I don't have any friends who would be willing to do it because, well, we're only 15 and their parents wouldn't allow.
I am more than willing to pay extra 
Suggestions?


----------



## gracefulchaos01 (Mar 19, 2014)

And she can't travel with you?


----------



## nikki (Aug 28, 2008)

gracefulchaos01 said:


> And she can't travel with you?


She would probably have to go through quarantine and that could take months so its not a good idea

To the OP, when you got her what were you planning to do with her when you travelled? Its something you should have thought about before getting a pet.


----------



## gracefulchaos01 (Mar 19, 2014)

Sorry Nikki, I have never been to Singapore. But I probably should have considered that. Potentially invasive species in the proper environment and all.


----------



## Lilysmommy (Jan 7, 2009)

As far as I know, hedgehogs are illegal to have in Singapore. I have an online friend who lives there & she's mentioned it before.

Agreed with Nikki though. This is something that needs to be considered when you get any pet. Where do you live? Your best bet at this point is seeing if you have any animal-loving relatives in your area that would be able to be trained in proper hedgehog care, or looking up pet sitters in your area. You could also check & see if your area has any animal boarding facilities.
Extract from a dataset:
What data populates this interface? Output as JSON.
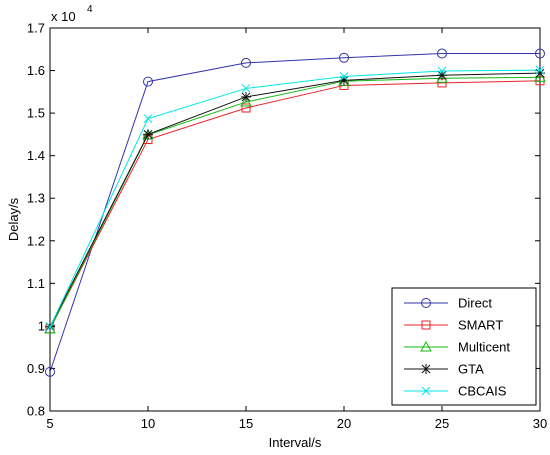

They would likely need some extensive training in hedgehog needs as well, but maybe a possibility. 

Keep in mind the costs of having someone look after your animal for 3-4 months. That's 1/4 of the year. I do petsitting. I charge $30 a night to stay at someone's house with their pets. I do give a slight discount for long-term stays sometimes, but by my rates (which are average for my area), you're still looking at well over $1000. Your hedgehog may very well mostly forget you during that time as well, and you'll have to keep restarting bonding once you come home. 

If you can't find someone who'll be able to take good care of her for a cost that you can afford while you're gone, it sounds like you're going to have to find her a new home.


----------